My reply to a friend’s comment on Facebook made me think of how my husband and I share roles and responsibilities in our family’s preschool homeschool journey.
My friend had asked me if we enjoyed building the community form the Jepoy Dyip book series created by children’s book author and illustrator Jomike Tejido. The books feature different vehicle characters (Cora the Taxi, Victor the Tricycle, Chief Wang, Kuya Dong) and their adventures in Bayan ng Pag-Asa. Each book contains an activity board with instructions on how to build and make each character an actual toy kids can play with.
I suddenly wondered how serious and consistent we are in our designated tasks in our homeschooling. Tatay builds the toys. Nanay reads the storybooks.
Did I ever sit down with my husband and son to construct even a single structure of Bayan ng Pag-asa? Looking at my phone’s cameral roll, I was always present in their toy buildings sessions only to take snapshots of the finished products!
I am thankful for that question on my FB thread.
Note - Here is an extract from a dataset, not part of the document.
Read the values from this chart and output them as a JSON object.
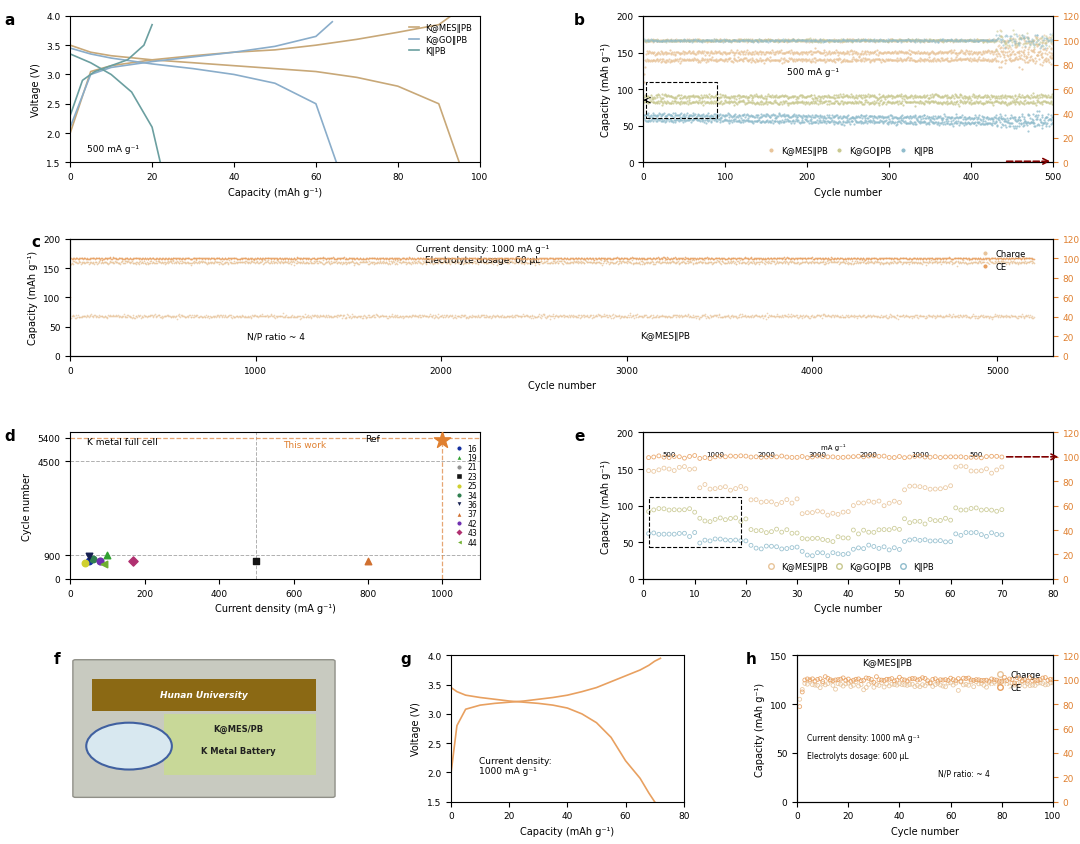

It made me realize how unfair I have become in fulfilling our homeschooling goals. I kept on pushing my husband to get involved when it was me who kept on overplaying my role but limiting it to tasks I only know and enjoy doing.
I read books to my son because I also love reading. I organize our homeschool schedule because I love to plan and being organized. I am not good in playing with complex toys. In my mind, building and connecting railroad tracks, constructing wooden dump trucks and paper toys should be Tatay’s activities with our little boy.
In reality, my husband is silently refusing my self-imposed homeschooling roles. He goes beyond his assigned tasks and is willing to try new activities with our son and me.
I recalled how my husband would give in to my request, stop whatever he’s doing and listen to me as I share what I learned from the workshops I’ve attended. He would also say hat I am the better storyteller but will always give in to our little boy’s request to stop working and read to him his favorite bedtime stories.
There were times when he would engage me on issues that he is passionate about. Sometimes his questions intimidate me — but it feels good to know that he is interested and willing to be part of our important roles as our son’s first and best teachers.
It takes two to tango
Teaching our children is like dancing. We each have our own steps to perform but in order to gracefully dance together, we also need to know our partner’s own moves. We may find it difficult to groove the way our partner does but by constant practice and resolve to learn, we can perfectly move as one.
And I thank my dearest husband for showing me that as long as we are together, we can dance even the most difficult steps.
Tatay, thank you for encouraging me, not only by words but also through your actions, to experience the joy of discovering and exploring with our dearest son.
Now, I can’t wait for Jomike Tejido’s next book. It will be my turn to build the new characters in his Jepoy Dyip series.